Не так быстро, так думалось, но Антуан Жомини окажется на русской службе. Во время боев в Европе он покинет французские аванпосты и перейдет на русскую службу. А в Петербурге, став уже генерал-лейтенантом, он многое сделает для обучения русских войск самой передовой стратегии и тактике. И еще его запомнит Россия за то, что именно по его инициативе у нас будет создана первая отечественная военная академия. И часто уже пожилой генерал-лейтенант в холодном и зябком Петербурге будет сходиться у горящего камина с рюмочкой коньяка в руках со своим давним парижским другом, тоже уже не так чтобы совсем молодым генералом от кавалерии Александром Ивановичем Чернышевым, вспоминая свои первые встречи и умные разговоры…

Но ныне далеко еще до тех дней — и на пути нашего героя объявился тот, кто пытается ему помешать.

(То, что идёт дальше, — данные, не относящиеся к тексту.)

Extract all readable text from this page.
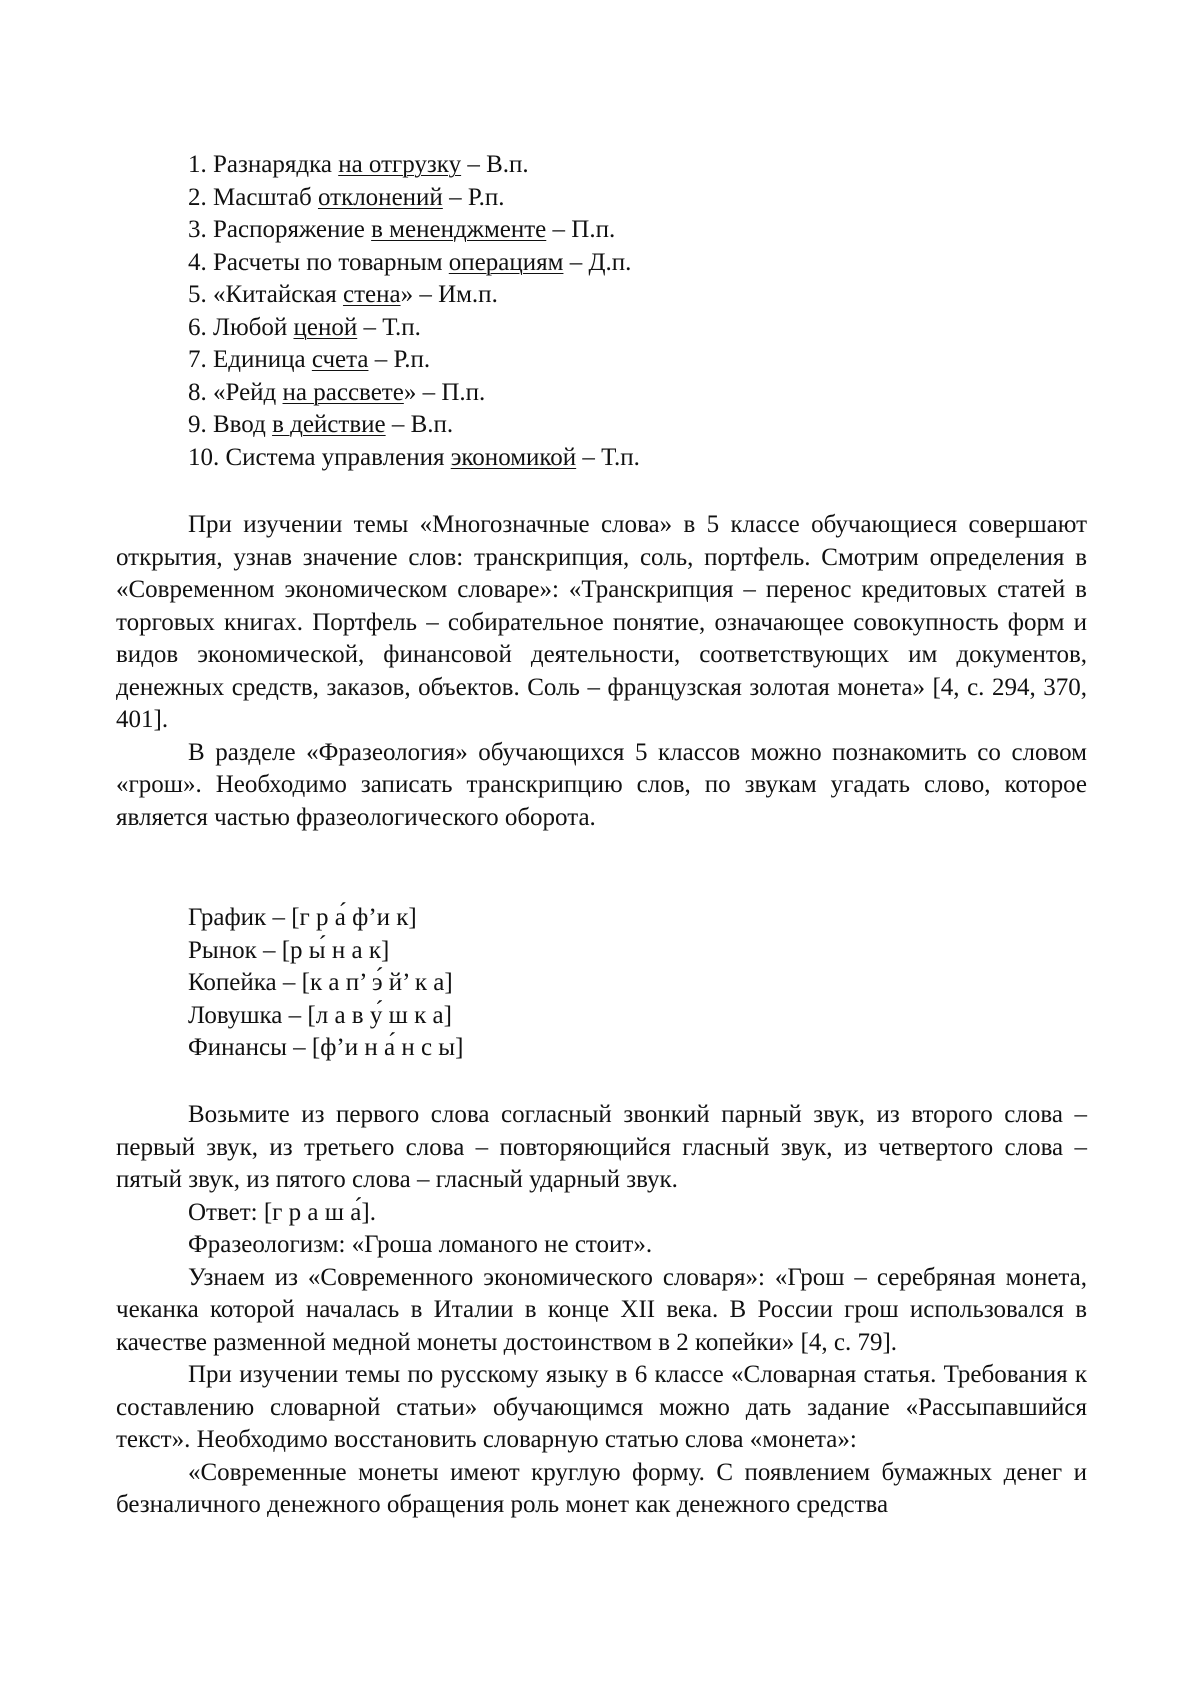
1. Разнарядка на отгрузку – В.п.
2. Масштаб отклонений – Р.п.
3. Распоряжение в мененджменте – П.п.
4. Расчеты по товарным операциям – Д.п.
5. «Китайская стена» – Им.п.
6. Любой ценой – Т.п.
7. Единица счета – Р.п.
8. «Рейд на рассвете» – П.п.
9. Ввод в действие – В.п.
10. Система управления экономикой – Т.п.

При изучении темы «Многозначные слова» в 5 классе обучающиеся совершают открытия, узнав значение слов: транскрипция, соль, портфель. Смотрим определения в «Современном экономическом словаре»: «Транскрипция – перенос кредитовых статей в торговых книгах. Портфель – собирательное понятие, означающее совокупность форм и видов экономической, финансовой деятельности, соответствующих им документов, денежных средств, заказов, объектов. Соль – французская золотая монета» [4, с. 294, 370, 401].

В разделе «Фразеология» обучающихся 5 классов можно познакомить со словом «грош». Необходимо записать транскрипцию слов, по звукам угадать слово, которое является частью фразеологического оборота.

График – [г р а́ ф’и к]
Рынок – [р ы́ н а к]
Копейка – [к а п’ э́ й’ к а]
Ловушка – [л а в у́ ш к а]
Финансы – [ф’и н а́ н с ы]

Возьмите из первого слова согласный звонкий парный звук, из второго слова – первый звук, из третьего слова – повторяющийся гласный звук, из четвертого слова – пятый звук, из пятого слова – гласный ударный звук.

Ответ: [г р а ш а́].

Фразеологизм: «Гроша ломаного не стоит».

Узнаем из «Современного экономического словаря»: «Грош – серебряная монета, чеканка которой началась в Италии в конце XII века. В России грош использовался в качестве разменной медной монеты достоинством в 2 копейки» [4, с. 79].

При изучении темы по русскому языку в 6 классе «Словарная статья. Требования к составлению словарной статьи» обучающимся можно дать задание «Рассыпавшийся текст». Необходимо восстановить словарную статью слова «монета»:

«Современные монеты имеют круглую форму. С появлением бумажных денег и безналичного денежного обращения роль монет как денежного средства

Нет, то не ревнивец и завистник, а сам министр тайной полиции, для которого Чернышев с самого начала своего появления во Франции — противник серьезный и опасный.

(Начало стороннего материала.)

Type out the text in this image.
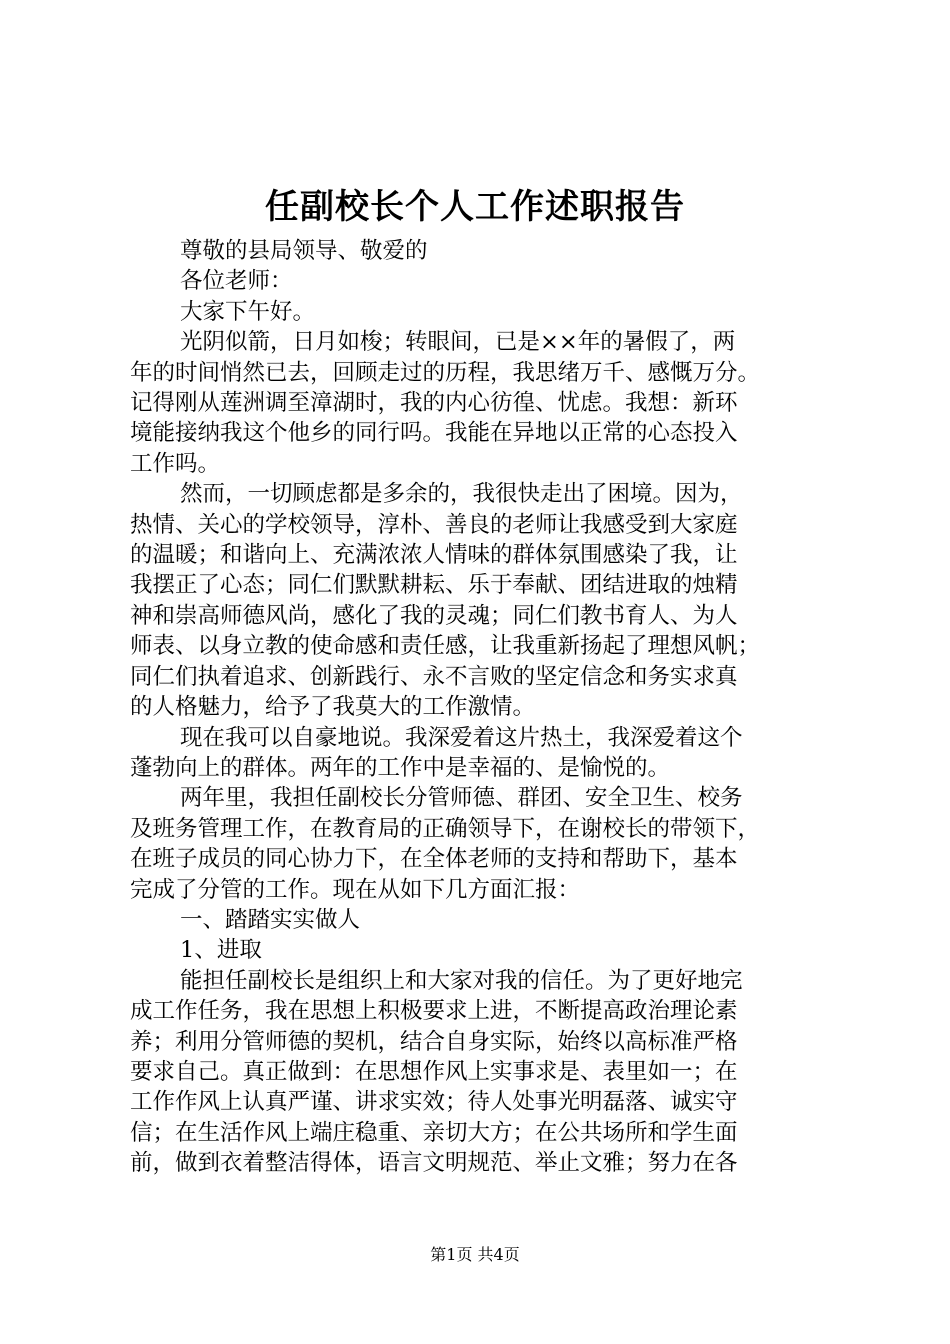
任副校长个人工作述职报告
尊敬的县局领导、敬爱的
各位老师：
大家下午好。
光阴似箭，日月如梭；转眼间，已是××年的暑假了，两
年的时间悄然已去，回顾走过的历程，我思绪万千、感慨万分。
记得刚从莲洲调至漳湖时，我的内心彷徨、忧虑。我想：新环
境能接纳我这个他乡的同行吗。我能在异地以正常的心态投入
工作吗。
然而，一切顾虑都是多余的，我很快走出了困境。因为，
热情、关心的学校领导，淳朴、善良的老师让我感受到大家庭
的温暖；和谐向上、充满浓浓人情味的群体氛围感染了我，让
我摆正了心态；同仁们默默耕耘、乐于奉献、团结进取的烛精
神和崇高师德风尚，感化了我的灵魂；同仁们教书育人、为人
师表、以身立教的使命感和责任感，让我重新扬起了理想风帆；
同仁们执着追求、创新践行、永不言败的坚定信念和务实求真
的人格魅力，给予了我莫大的工作激情。
现在我可以自豪地说。我深爱着这片热土，我深爱着这个
蓬勃向上的群体。两年的工作中是幸福的、是愉悦的。
两年里，我担任副校长分管师德、群团、安全卫生、校务
及班务管理工作，在教育局的正确领导下，在谢校长的带领下，
在班子成员的同心协力下，在全体老师的支持和帮助下，基本
完成了分管的工作。现在从如下几方面汇报：
一、踏踏实实做人
1、进取
能担任副校长是组织上和大家对我的信任。为了更好地完
成工作任务，我在思想上积极要求上进，不断提高政治理论素
养；利用分管师德的契机，结合自身实际，始终以高标准严格
要求自己。真正做到：在思想作风上实事求是、表里如一；在
工作作风上认真严谨、讲求实效；待人处事光明磊落、诚实守
信；在生活作风上端庄稳重、亲切大方；在公共场所和学生面
前，做到衣着整洁得体，语言文明规范、举止文雅；努力在各
第1页 共4页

«Однако в тайных ухищрениях меня надобно еще уличить, месье Савари, — нисколечко не упал духом наш герой. — Были бы у вас хотя бы какие-нибудь явные улики, не стали бы вы прибегать к неуклюжему шантажу, вмешивая в дело чрезвычайного и полномочного посла или мелких, топорно работающих собственных клерков».

Заметил уже однажды: кто-то рылся в письмах. Слава Богу, тайных бумаг там не хранил, но на всякий случай наказал заменить замки на дверях нумера и в столах. Еще не раз заставал сомнительных субъектов, фланирующих по коридору, но с приходом его в нумер тут же исчезавших.

«Бульвар Тортони — место свиданий сплетников и праздношатающихся», — вспомнил слова Савари, сказанные ему в первые же дни его приезда в меблирашку на улице Тетбу. Сколько же человек из вашего персонала, месье министр, можно растворить под видом постоянных сомнительных завсегдатаев бульвара Тортони в этой пестрой толпе?

Только ничем не обогатили они, ваши соглядатаи, секретное досье на меня, ваше тайное превосходительство! Бедным оказывался всякий раз улов. Иногда нарочно дразнил их прилежание, оставляя у дверей клочки бумаги, заставляя их тут же набрасываться на добычу.

Однажды, уже ближе к ночи, в нумер к нему постучали. На пороге стоял, завернувшись в плащ, прямо-таки по канонам какого-нибудь бульварного романа, невзрачной наружности субъект.